L'Union des villes et communes flamandes demande enfin à être consultée avant le prochain Conseil national de sécurité, prévu vendredi. Mardi, son homologue au sud du pays, l'UVCW, avait quant à elle appelé le gouvernement fédéral à distribuer gratuitement des masques à l'ensemble de la population.

Entretemps, un nombre croissant de communes flamandes distribuent des masques gratuits à leur population. Souvent, ce sont d’ailleurs des bénévoles ou des entreprises de ces villes et communes qui les ont partiellement fabriqués. Ainsi, dans la ville universitaire de Louvain et quelques autres communes du Brabant flamand, il a été décidé de distribuer des masques aux habitants. Des communes limbourgeoises, comme Heers et Hoeselt, leur emboitent le pas. Hoeselt possède un taux peu élevé de contaminations au coronavirus et voudrait conserver cette situation.

Les communes de Mol, Dessel, Putte et Malines, en province anversoise, étudient aussi comment effectuer pareille distribution à leurs habitants. La commune d’Oudenburg avait été la première à acheter un millier de masques buccaux à l’organisation Think Pink, qui récolte des fonds pour la recherche sur le cancer. Et ce ne sont là que quelques exemples parmi bien d’autres.

Sourds et malentendants plaident pour une fabrication de masques transparents

Les masques buccaux, dont le port dans les lieux fréquentés devrait accompagner la levée progressive du confinement, privent les personnes sourdes et malentendantes d'un support visuel précieux. La Fédération francophone des sourds de Belgique plaide pour la fabrication de masques transparents qui pourraient faciliter la communication avec les personnes atteintes de déficience auditive.

Pour les personnes malentendantes, le mouvement des lèvres et les expressions du visage constituent en effet de précieux indices pour la compréhension de leurs interlocuteurs. "Voir une personne signer sans voir ses expressions, c'est comme entendre une phrase à laquelle il manque des lettres, des mots ou des syllabes", explique la fédération, qui plaide pour la fabrication de masques transparents aux normes de protection optimales.

"Idéalement, toute personne étant susceptible d'entrer en contact avec une personne sourde devrait pouvoir disposer d'un masque transparent aux normes attendues", plaide la directrice de la Fédération francophone des sourds de Belgique, Marie-Florence Devalet.

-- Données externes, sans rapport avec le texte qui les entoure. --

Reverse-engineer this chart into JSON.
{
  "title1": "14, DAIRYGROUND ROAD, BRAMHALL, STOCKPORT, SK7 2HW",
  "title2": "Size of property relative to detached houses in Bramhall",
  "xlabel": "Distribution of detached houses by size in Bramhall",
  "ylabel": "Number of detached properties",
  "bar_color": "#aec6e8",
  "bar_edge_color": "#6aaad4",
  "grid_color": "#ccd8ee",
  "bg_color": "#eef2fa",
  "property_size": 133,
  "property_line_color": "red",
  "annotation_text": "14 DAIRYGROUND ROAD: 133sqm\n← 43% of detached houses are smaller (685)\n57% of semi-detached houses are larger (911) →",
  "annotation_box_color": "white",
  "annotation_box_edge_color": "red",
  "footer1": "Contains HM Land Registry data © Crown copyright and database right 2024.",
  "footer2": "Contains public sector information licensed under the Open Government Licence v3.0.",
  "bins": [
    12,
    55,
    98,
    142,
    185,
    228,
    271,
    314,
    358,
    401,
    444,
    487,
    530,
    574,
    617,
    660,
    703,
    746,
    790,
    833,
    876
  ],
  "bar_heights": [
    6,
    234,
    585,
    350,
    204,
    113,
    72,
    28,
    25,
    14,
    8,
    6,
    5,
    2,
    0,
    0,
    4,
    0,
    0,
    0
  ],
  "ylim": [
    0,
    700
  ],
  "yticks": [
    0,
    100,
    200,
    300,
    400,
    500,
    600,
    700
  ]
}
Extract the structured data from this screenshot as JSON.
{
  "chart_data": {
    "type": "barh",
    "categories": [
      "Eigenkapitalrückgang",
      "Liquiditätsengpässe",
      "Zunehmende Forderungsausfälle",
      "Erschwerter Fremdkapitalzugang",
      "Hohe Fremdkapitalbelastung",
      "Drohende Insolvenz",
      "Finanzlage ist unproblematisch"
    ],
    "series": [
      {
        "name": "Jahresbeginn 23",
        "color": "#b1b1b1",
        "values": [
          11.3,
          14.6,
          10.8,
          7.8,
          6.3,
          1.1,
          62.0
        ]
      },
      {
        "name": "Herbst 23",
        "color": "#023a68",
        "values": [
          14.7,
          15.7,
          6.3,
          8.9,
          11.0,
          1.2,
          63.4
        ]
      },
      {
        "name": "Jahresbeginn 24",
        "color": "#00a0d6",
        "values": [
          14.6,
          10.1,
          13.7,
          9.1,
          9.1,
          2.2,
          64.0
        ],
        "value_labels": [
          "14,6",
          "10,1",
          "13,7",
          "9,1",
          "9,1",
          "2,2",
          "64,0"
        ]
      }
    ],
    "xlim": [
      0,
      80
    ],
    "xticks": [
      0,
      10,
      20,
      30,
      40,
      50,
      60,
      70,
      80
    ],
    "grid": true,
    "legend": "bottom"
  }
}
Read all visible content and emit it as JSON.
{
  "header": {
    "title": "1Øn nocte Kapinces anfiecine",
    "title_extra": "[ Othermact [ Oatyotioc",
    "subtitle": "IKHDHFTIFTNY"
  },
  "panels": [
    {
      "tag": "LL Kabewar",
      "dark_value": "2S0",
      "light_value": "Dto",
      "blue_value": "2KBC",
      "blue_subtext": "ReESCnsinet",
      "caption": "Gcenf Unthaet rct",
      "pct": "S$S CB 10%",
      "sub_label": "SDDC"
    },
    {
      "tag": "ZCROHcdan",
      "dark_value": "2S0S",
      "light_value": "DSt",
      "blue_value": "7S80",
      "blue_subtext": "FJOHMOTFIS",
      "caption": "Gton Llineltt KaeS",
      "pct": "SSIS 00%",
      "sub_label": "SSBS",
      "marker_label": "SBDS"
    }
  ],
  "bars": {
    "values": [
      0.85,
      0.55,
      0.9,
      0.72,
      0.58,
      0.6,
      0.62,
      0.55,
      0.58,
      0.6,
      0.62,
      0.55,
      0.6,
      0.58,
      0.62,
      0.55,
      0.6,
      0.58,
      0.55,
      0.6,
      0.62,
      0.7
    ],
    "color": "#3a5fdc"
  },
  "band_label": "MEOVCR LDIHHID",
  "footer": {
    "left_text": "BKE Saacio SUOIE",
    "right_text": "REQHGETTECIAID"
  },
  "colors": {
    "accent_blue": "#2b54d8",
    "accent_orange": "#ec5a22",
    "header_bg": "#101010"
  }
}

À l'heure actuelle, il existe des solutions de fortune, mais l'organisme souhaite que les entreprises de fabrication de masques s'attèlent également à la production de masques chirurgicaux et de type FFP2 (les plus protecteurs) transparents.

"Chaque hôpital ou milieu médicalisé devrait disposer d'une réserve suffisante de ce type de masques pour l'accueil de patients sourds et malentendants, ainsi que pour rassurer le public angoissé de ne pas voir le visage du soignant par exemple. Les milieux d'accueil du public sourd et malentendant comme les crèches, les écoles, les résidences pour personnes âgées ou avec handicaps associés, les associations, les services d'accompagnement et sociaux, ou encore les administrations et entreprises qui travaillent avec ces personnes, ont besoin de ce type de masques", souligne Marie-Florence Devalet.